✨The Exact Moment I Felt like an Artist✨

Dec 11, 2021

University of Oslo psychology professor Stine Vogt, PhD studied the reactions of nine psychology students and nine art students. Each viewed a series of 16 pictures while a camera and computer monitored where their gazes fell. She found that artists’ eyes tended to scan the whole picture, including empty expanses of ocean or sky, while the non-artists focused on objects, especially people. Perception (Vol. 36, No. 1).

What were these artists seeing that others did not see? They were looking at the structure of the scene and how the elements related to each other. They were noticing the colors and how they played together. Maybe they were also noticing the lines and how they led their eye throughout the painting, finally resting on the center of interest, the people. They were seeing the big picture. 

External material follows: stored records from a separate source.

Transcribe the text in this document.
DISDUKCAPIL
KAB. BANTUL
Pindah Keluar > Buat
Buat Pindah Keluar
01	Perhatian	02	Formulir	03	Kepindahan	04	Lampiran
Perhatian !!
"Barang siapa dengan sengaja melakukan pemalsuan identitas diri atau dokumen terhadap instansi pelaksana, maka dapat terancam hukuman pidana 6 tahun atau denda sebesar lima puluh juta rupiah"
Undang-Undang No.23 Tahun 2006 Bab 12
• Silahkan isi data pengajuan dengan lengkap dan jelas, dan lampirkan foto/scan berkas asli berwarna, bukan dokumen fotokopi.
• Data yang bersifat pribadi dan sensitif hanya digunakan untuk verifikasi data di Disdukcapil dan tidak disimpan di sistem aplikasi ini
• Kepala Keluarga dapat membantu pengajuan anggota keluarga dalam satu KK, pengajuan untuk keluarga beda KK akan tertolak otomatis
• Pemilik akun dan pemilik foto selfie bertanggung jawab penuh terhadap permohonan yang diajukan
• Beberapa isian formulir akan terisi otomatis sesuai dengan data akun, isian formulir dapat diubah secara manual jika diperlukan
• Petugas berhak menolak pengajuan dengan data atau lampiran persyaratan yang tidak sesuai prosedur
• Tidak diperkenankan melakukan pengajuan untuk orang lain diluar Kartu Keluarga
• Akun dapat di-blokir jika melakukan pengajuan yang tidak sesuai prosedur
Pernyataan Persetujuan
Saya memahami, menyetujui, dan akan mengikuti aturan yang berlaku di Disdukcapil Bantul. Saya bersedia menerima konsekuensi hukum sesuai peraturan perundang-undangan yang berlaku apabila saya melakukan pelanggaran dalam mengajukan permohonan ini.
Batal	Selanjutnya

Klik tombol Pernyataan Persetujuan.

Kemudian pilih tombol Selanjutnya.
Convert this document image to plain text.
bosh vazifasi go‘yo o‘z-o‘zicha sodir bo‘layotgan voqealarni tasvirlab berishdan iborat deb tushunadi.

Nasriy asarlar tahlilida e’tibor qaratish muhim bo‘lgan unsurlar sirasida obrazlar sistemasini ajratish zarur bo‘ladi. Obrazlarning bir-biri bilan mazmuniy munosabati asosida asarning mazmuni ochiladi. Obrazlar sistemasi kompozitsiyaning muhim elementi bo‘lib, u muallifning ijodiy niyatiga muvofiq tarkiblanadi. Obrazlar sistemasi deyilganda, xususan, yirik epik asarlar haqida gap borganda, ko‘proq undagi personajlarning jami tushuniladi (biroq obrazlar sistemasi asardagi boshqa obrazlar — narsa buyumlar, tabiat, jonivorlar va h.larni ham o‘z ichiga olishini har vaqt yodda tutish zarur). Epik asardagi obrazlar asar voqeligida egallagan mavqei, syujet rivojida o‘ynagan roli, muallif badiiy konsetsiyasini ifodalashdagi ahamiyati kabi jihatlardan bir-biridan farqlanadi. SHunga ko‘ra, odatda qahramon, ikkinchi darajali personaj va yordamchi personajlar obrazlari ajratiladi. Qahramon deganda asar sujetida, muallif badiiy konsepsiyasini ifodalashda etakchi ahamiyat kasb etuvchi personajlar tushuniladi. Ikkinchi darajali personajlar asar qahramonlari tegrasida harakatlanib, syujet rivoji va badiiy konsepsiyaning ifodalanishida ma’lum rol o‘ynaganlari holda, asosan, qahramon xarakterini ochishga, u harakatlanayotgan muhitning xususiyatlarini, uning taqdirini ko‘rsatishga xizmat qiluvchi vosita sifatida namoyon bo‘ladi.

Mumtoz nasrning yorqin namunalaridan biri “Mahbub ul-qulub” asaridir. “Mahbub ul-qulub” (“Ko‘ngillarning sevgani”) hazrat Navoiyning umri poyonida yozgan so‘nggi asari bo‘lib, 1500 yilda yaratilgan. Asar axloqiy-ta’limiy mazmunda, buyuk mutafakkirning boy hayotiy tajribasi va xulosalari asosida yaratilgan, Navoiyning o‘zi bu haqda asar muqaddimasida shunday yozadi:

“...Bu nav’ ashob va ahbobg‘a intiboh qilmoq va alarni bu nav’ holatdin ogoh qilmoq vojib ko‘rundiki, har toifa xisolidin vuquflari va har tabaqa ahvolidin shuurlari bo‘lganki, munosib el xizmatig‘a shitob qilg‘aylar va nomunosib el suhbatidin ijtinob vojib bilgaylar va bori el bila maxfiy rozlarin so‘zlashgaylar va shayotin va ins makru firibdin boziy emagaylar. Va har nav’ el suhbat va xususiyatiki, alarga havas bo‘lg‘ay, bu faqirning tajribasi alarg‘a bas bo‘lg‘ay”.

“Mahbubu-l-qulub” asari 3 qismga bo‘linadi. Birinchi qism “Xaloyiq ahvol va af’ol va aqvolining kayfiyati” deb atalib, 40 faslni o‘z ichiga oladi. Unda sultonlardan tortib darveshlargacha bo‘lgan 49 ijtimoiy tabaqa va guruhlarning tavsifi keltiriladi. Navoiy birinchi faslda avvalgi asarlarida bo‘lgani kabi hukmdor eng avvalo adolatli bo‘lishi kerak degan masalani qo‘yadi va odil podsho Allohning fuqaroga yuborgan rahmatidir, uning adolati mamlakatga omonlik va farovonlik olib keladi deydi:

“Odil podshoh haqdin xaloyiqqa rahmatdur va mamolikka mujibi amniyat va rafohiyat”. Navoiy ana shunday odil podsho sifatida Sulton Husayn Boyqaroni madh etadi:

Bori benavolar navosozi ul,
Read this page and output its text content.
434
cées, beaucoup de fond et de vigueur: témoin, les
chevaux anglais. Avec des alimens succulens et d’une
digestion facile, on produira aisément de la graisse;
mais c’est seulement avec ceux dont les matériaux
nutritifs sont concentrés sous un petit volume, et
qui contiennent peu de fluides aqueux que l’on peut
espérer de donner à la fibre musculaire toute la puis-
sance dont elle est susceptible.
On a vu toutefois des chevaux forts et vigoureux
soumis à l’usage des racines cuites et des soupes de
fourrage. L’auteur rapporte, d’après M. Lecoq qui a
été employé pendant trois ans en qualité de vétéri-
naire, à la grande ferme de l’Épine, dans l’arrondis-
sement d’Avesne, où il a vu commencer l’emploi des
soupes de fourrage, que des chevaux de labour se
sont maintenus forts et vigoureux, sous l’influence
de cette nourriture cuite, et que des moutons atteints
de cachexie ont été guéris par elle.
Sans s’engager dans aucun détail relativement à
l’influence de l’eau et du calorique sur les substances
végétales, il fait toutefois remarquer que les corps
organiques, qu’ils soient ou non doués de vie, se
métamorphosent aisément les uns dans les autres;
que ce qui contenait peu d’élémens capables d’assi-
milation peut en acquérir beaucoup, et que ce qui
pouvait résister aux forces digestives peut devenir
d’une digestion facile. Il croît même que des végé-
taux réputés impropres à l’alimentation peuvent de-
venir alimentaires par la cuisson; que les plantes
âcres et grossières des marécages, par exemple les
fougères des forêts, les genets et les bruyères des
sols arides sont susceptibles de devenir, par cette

Use of all five senses is surely important for a more creative and fulfilling life but seeing may be the most important sense for the artist. In fact, it may be pivotal in determining the success of an artist. And here’s the kicker, the key for a beginning painter is not seeing more (ie: all the little details about a scene) but seeing less.  When we cut through all the noise of the scene to see the essence of its structure - its line, shapes, colors, and values - we can then start to transfer that essence onto a canvas with paint. And learning all the other bits and pieces of how to paint come more easily when we know how to see.


PS The moment I realized I was seeing differently was the exact moment I really felt like an artist.